How Amazon Could Succeed in Overturning the Old Healthcare Model
Jeff Bezos and a cabal of billionaires surprised everyone last month with the announcement that they’re conspiring to disrupt the healthcare industry. They are planning to offer a “not-for-profit” system that would initially be made available to employees of their respective companies, but with the potential to be rolled out to Americans en masse. It’s not the first time a group of über-wealthy, revolutionary-minded individuals have plotted to overthrow a tyrannical system. But references to America’s founding fathers aside, one outstanding question remains: How will these visionaries slay the merciless beast that the American healthcare system has become?
One thing is almost assured: Given their respective companies and interests, a heavy dose of technology will likely figure into the mix. Let’s hazard a few guesses as to what ingredients we may see in this healthcare system of the future. We’ll round up some of the usual suspects from the health tech industry, and see how they are likely to play a role in the Bezos-Buffet-Dimon model.
The End of the Waiting Room
Waiting to be seen by a doctor is both a nuisance and a drag on the economy. In general, you’re likely to spend 15 to 30 minutes in the waiting room on a typical office visit, to say nothing of the commute. In return you’re lucky if you get a paltry five minutes of the doctor’s time. That means for every one hour of a doctor’s time, the sick must spend upwards of six hours waiting for them. In the equation of sick people versus healthy ones, this places the greater burden upon those who are already feeling miserable, a miscarriage of justice of ever there was one.
The fix is already out there; in most cases, telemedicine can replace the current office-visit model. At least initially, we’re likely to see this mode of diagnosis playing a major role in the Bezos-Buffet-Dimon model. In the long run, though, even telemedicine is likely to get muscled out by AI-driven diagnostic systems, eliminating the general practitioner as gatekeeper for those who need a specialist or laboratory tests. In the future, such inefficiencies will be eliminated, as artificial intelligence will excel compared with human doctors at almost every form of diagnostic intervention.
Liberating Patient Data
Currently most of a patient’s health data remains siloed in vendor-specific data chambers. Like avaricious goblins hoarding their plunder, companies like Epic Systems have stockpiled patient data, refusing to institute the interoperability standards that would allow patients and other health care operators to make the best use of this treasure trove. The ultimate victims have been the patients themselves, who often find themselves spending hours on the phone between specialists trying to make sure their files get to the right person at the right time.

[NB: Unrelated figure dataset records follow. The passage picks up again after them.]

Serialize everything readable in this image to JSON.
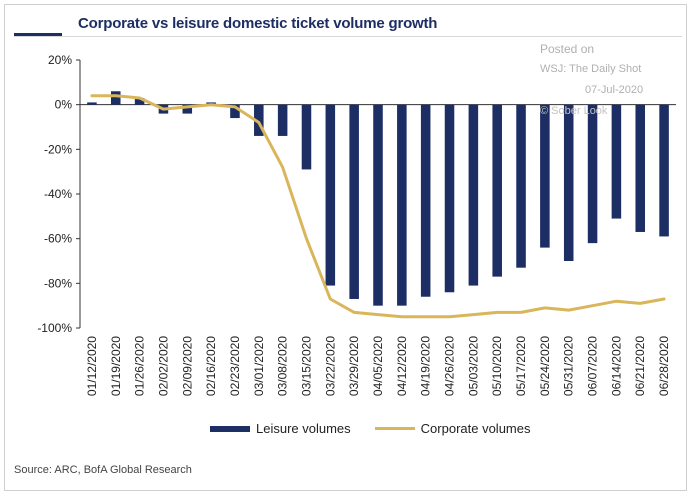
{
  "chart_data": {
    "type": "bar",
    "title": "Corporate vs leisure domestic ticket volume growth",
    "categories": [
      "01/12/2020",
      "01/19/2020",
      "01/26/2020",
      "02/02/2020",
      "02/09/2020",
      "02/16/2020",
      "02/23/2020",
      "03/01/2020",
      "03/08/2020",
      "03/15/2020",
      "03/22/2020",
      "03/29/2020",
      "04/05/2020",
      "04/12/2020",
      "04/19/2020",
      "04/26/2020",
      "05/03/2020",
      "05/10/2020",
      "05/17/2020",
      "05/24/2020",
      "05/31/2020",
      "06/07/2020",
      "06/14/2020",
      "06/21/2020",
      "06/28/2020"
    ],
    "y_ticks": [
      "20%",
      "0%",
      "-20%",
      "-40%",
      "-60%",
      "-80%",
      "-100%"
    ],
    "ylim": [
      -100,
      20
    ],
    "series": [
      {
        "name": "Leisure volumes",
        "type": "bar",
        "color": "#1c2e63",
        "values": [
          1,
          6,
          3,
          -4,
          -4,
          1,
          -6,
          -14,
          -14,
          -29,
          -81,
          -87,
          -90,
          -90,
          -86,
          -84,
          -81,
          -77,
          -73,
          -64,
          -70,
          -62,
          -51,
          -57,
          -59
        ]
      },
      {
        "name": "Corporate volumes",
        "type": "line",
        "color": "#d9b65a",
        "values": [
          4,
          4,
          3,
          -2,
          -1,
          0,
          -1,
          -8,
          -28,
          -60,
          -87,
          -93,
          -94,
          -95,
          -95,
          -95,
          -94,
          -93,
          -93,
          -91,
          -92,
          -90,
          -88,
          -89,
          -87
        ]
      }
    ],
    "legend_position": "bottom",
    "grid": false
  },
  "watermark": {
    "line1": "Posted on",
    "line2": "WSJ: The Daily Shot",
    "line3": "07-Jul-2020",
    "line4": "© Sober Look"
  },
  "legend": {
    "leisure": "Leisure volumes",
    "corporate": "Corporate volumes"
  },
  "source": "Source: ARC, BofA Global Research"
}
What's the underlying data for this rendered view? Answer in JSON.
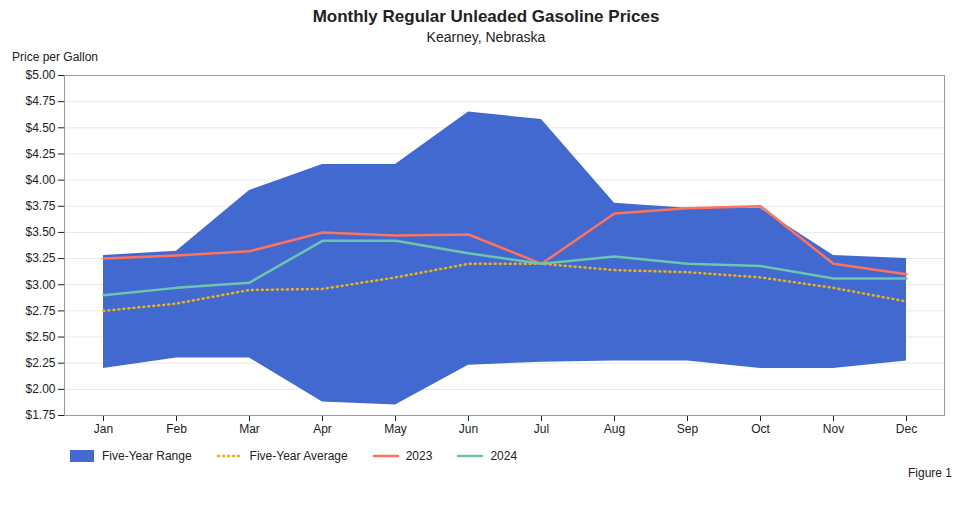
{
  "chart_data": {
    "type": "line",
    "title": "Monthly Regular Unleaded Gasoline Prices",
    "subtitle": "Kearney, Nebraska",
    "ylabel": "Price per Gallon",
    "annotations": [
      "Figure 1"
    ],
    "categories": [
      "Jan",
      "Feb",
      "Mar",
      "Apr",
      "May",
      "Jun",
      "Jul",
      "Aug",
      "Sep",
      "Oct",
      "Nov",
      "Dec"
    ],
    "series": [
      {
        "name": "Five-Year Range",
        "type": "area",
        "low": [
          2.2,
          2.3,
          2.3,
          1.88,
          1.85,
          2.23,
          2.26,
          2.27,
          2.27,
          2.2,
          2.2,
          2.27
        ],
        "high": [
          3.28,
          3.32,
          3.9,
          4.15,
          4.15,
          4.65,
          4.58,
          3.78,
          3.73,
          3.73,
          3.28,
          3.25
        ]
      },
      {
        "name": "Five-Year Average",
        "type": "line",
        "line_style": "dotted",
        "values": [
          2.75,
          2.82,
          2.95,
          2.96,
          3.07,
          3.2,
          3.2,
          3.14,
          3.12,
          3.07,
          2.97,
          2.84
        ]
      },
      {
        "name": "2023",
        "type": "line",
        "line_style": "solid",
        "values": [
          3.25,
          3.28,
          3.32,
          3.5,
          3.47,
          3.48,
          3.2,
          3.68,
          3.73,
          3.75,
          3.2,
          3.1
        ]
      },
      {
        "name": "2024",
        "type": "line",
        "line_style": "solid",
        "values": [
          2.9,
          2.97,
          3.02,
          3.42,
          3.42,
          3.3,
          3.2,
          3.27,
          3.2,
          3.18,
          3.06,
          3.06
        ]
      }
    ],
    "ylim": [
      1.75,
      5.0
    ],
    "yticks": [
      {
        "value": 1.75,
        "label": "$1.75"
      },
      {
        "value": 2.0,
        "label": "$2.00"
      },
      {
        "value": 2.25,
        "label": "$2.25"
      },
      {
        "value": 2.5,
        "label": "$2.50"
      },
      {
        "value": 2.75,
        "label": "$2.75"
      },
      {
        "value": 3.0,
        "label": "$3.00"
      },
      {
        "value": 3.25,
        "label": "$3.25"
      },
      {
        "value": 3.5,
        "label": "$3.50"
      },
      {
        "value": 3.75,
        "label": "$3.75"
      },
      {
        "value": 4.0,
        "label": "$4.00"
      },
      {
        "value": 4.25,
        "label": "$4.25"
      },
      {
        "value": 4.5,
        "label": "$4.50"
      },
      {
        "value": 4.75,
        "label": "$4.75"
      },
      {
        "value": 5.0,
        "label": "$5.00"
      }
    ],
    "grid": true,
    "legend": "bottom"
  }
}
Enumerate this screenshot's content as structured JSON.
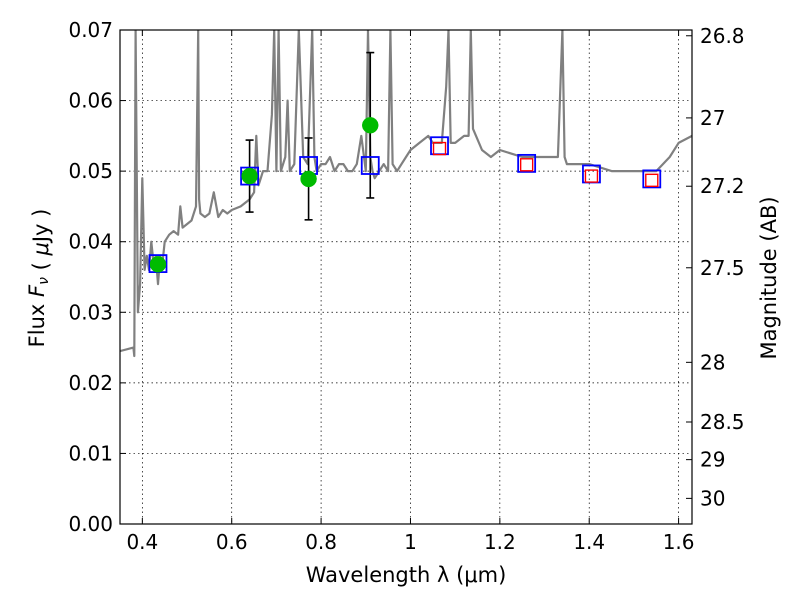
{
  "chart_data": {
    "type": "scatter",
    "xlabel": "Wavelength  λ (μm)",
    "ylabel": "Flux  F_ν  ( μJy )",
    "y2label": "Magnitude (AB)",
    "xlim": [
      0.35,
      1.63
    ],
    "ylim": [
      0.0,
      0.07
    ],
    "grid": true,
    "x_ticks": [
      {
        "value": 0.4,
        "label": "0.4"
      },
      {
        "value": 0.6,
        "label": "0.6"
      },
      {
        "value": 0.8,
        "label": "0.8"
      },
      {
        "value": 1.0,
        "label": "1"
      },
      {
        "value": 1.2,
        "label": "1.2"
      },
      {
        "value": 1.4,
        "label": "1.4"
      },
      {
        "value": 1.6,
        "label": "1.6"
      }
    ],
    "y_ticks": [
      {
        "value": 0.0,
        "label": "0.00"
      },
      {
        "value": 0.01,
        "label": "0.01"
      },
      {
        "value": 0.02,
        "label": "0.02"
      },
      {
        "value": 0.03,
        "label": "0.03"
      },
      {
        "value": 0.04,
        "label": "0.04"
      },
      {
        "value": 0.05,
        "label": "0.05"
      },
      {
        "value": 0.06,
        "label": "0.06"
      },
      {
        "value": 0.07,
        "label": "0.07"
      }
    ],
    "magnitude_ticks": [
      {
        "value": 26.8,
        "label": "26.8"
      },
      {
        "value": 27.0,
        "label": "27"
      },
      {
        "value": 27.2,
        "label": "27.2"
      },
      {
        "value": 27.5,
        "label": "27.5"
      },
      {
        "value": 28.0,
        "label": "28"
      },
      {
        "value": 28.5,
        "label": "28.5"
      },
      {
        "value": 29.0,
        "label": "29"
      },
      {
        "value": 30.0,
        "label": "30"
      }
    ],
    "series": [
      {
        "kind": "spectrum",
        "color": "#808080",
        "x": [
          0.35,
          0.38,
          0.382,
          0.385,
          0.39,
          0.395,
          0.4,
          0.405,
          0.41,
          0.415,
          0.42,
          0.425,
          0.43,
          0.435,
          0.44,
          0.445,
          0.45,
          0.46,
          0.47,
          0.48,
          0.485,
          0.49,
          0.5,
          0.51,
          0.52,
          0.525,
          0.527,
          0.53,
          0.54,
          0.55,
          0.56,
          0.57,
          0.58,
          0.59,
          0.6,
          0.62,
          0.64,
          0.65,
          0.655,
          0.66,
          0.665,
          0.67,
          0.68,
          0.69,
          0.695,
          0.7,
          0.705,
          0.71,
          0.72,
          0.725,
          0.73,
          0.74,
          0.75,
          0.76,
          0.77,
          0.78,
          0.785,
          0.79,
          0.8,
          0.81,
          0.82,
          0.83,
          0.84,
          0.85,
          0.86,
          0.87,
          0.88,
          0.89,
          0.9,
          0.905,
          0.91,
          0.915,
          0.92,
          0.93,
          0.94,
          0.95,
          0.955,
          0.96,
          0.97,
          0.98,
          0.99,
          1.0,
          1.02,
          1.04,
          1.05,
          1.07,
          1.08,
          1.085,
          1.09,
          1.1,
          1.12,
          1.13,
          1.135,
          1.14,
          1.16,
          1.18,
          1.2,
          1.25,
          1.3,
          1.33,
          1.34,
          1.345,
          1.35,
          1.37,
          1.4,
          1.45,
          1.5,
          1.55,
          1.58,
          1.6,
          1.63
        ],
        "y": [
          0.0245,
          0.025,
          0.0238,
          0.07,
          0.03,
          0.034,
          0.049,
          0.036,
          0.038,
          0.036,
          0.04,
          0.037,
          0.038,
          0.034,
          0.038,
          0.037,
          0.04,
          0.041,
          0.0415,
          0.041,
          0.045,
          0.042,
          0.0425,
          0.043,
          0.045,
          0.07,
          0.046,
          0.044,
          0.0435,
          0.044,
          0.047,
          0.0435,
          0.0445,
          0.044,
          0.0445,
          0.045,
          0.046,
          0.047,
          0.055,
          0.048,
          0.049,
          0.05,
          0.05,
          0.058,
          0.07,
          0.05,
          0.07,
          0.05,
          0.052,
          0.06,
          0.05,
          0.051,
          0.07,
          0.052,
          0.051,
          0.07,
          0.052,
          0.05,
          0.051,
          0.051,
          0.052,
          0.05,
          0.051,
          0.051,
          0.05,
          0.05,
          0.051,
          0.055,
          0.05,
          0.07,
          0.052,
          0.05,
          0.049,
          0.05,
          0.051,
          0.05,
          0.07,
          0.051,
          0.05,
          0.051,
          0.052,
          0.053,
          0.054,
          0.055,
          0.054,
          0.054,
          0.062,
          0.07,
          0.054,
          0.054,
          0.055,
          0.055,
          0.07,
          0.056,
          0.053,
          0.052,
          0.053,
          0.052,
          0.052,
          0.052,
          0.07,
          0.052,
          0.051,
          0.051,
          0.051,
          0.05,
          0.05,
          0.05,
          0.052,
          0.054,
          0.055
        ]
      },
      {
        "kind": "model-photometry",
        "marker": "square",
        "color": "#0000ff",
        "x": [
          0.435,
          0.64,
          0.772,
          0.91,
          1.065,
          1.26,
          1.405,
          1.54
        ],
        "y": [
          0.0369,
          0.0493,
          0.0508,
          0.0508,
          0.0536,
          0.0511,
          0.0496,
          0.0489
        ]
      },
      {
        "kind": "alt-photometry",
        "marker": "square",
        "color": "#ff0000",
        "x": [
          1.065,
          1.26,
          1.405,
          1.54
        ],
        "y": [
          0.0532,
          0.0509,
          0.0493,
          0.0487
        ]
      },
      {
        "kind": "observed",
        "marker": "circle",
        "color": "#00bb00",
        "x": [
          0.435,
          0.64,
          0.772,
          0.91
        ],
        "y": [
          0.0368,
          0.0493,
          0.0489,
          0.0565
        ],
        "err": [
          0.0,
          0.0051,
          0.0058,
          0.0103
        ]
      }
    ]
  }
}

Tech companies like Amazon have typically eschewed company-specific standards, as they act as a kind of bottleneck on information flow. Instead, the tech industry has embraced APIs, or application programming interfaces, which allow for data to be safely shared between systems. Interoperability standards will be a big part of the Bezos-Buffet-Dimon model, and clients should have much more timely access to their data. Anything less would be a blemish on the new system.
Cutting out the Middleman
Amazon has made a science of cutting out the middleman, eliminating many of the brick and mortar stores that offered similar goods to the internet giant. While there may be good reason to mourn the loss of mom-and-pop bookstores, stores that suffered in the Amazon era, I can find no cause for sympathy for Walgreens and CVS. Pharmaceutical dispensaries such as these are likely to be cut out of a new health care model, with lower costs passed on to the patients themselves. But should you find yourself feeling a twinge of remorse for CEO Larry Merlo of CVS, who took home a cool 18 million dollars in salary last year, no doubt a charity can be established in his name to benefit struggling CEOs.
Getting the Genomics Revolution Underway
There is a quiet revolution underway in the medical field thanks to the confluence of artificial intelligence, Big Data, and genomics. This goes well beyond the direct-to-consumer reports offered by companies like 23andMe. The genomics revolution will impact everything from the vetting of prescription drugs to how we choose which vitamins to take. Unfortunately, most of these advances have yet to trickle down to doctors offices in the US, where your average family practitioner is completely uninformed about their patients’ genetics. Amazon, as a pioneer of big data and artificial intelligence, is likely to bring their muscle into play, making genomics a bigger part of the patient experience.
These are just a handful of the changes we can expect to see in the Bezos-Buffet-Dimon model, with even more drastic disruption likely to take place as gadgets like the tricorder make their way into the hands of patients and doctors. But perhaps the most pressing question is the one left unaddressed. The tool nominally responsible for encouraging this kind of healthcare innovation is itself malfunctioning; we’re left relying on the good will of billionaires to do what is arguably the job of government. What do you do when the institution overseeing the healthcare industry is so intertwined with the special interest groups holding the system back that it cannot be relied upon to make the kind of substantial changes that would improve outcomes for patients?
Another, much older group of revolutionary-minded Americans had something to say on that score. To quote Henry David Thoreau: “There are a thousand hacking at the branches of evil to one who is striking at the root.” Wherever Bezos and his comrades fall upon this scale of intervention, we can be glad they have taken an interest in changing what is obviously one of the most perniciously broken sectors of the American economy.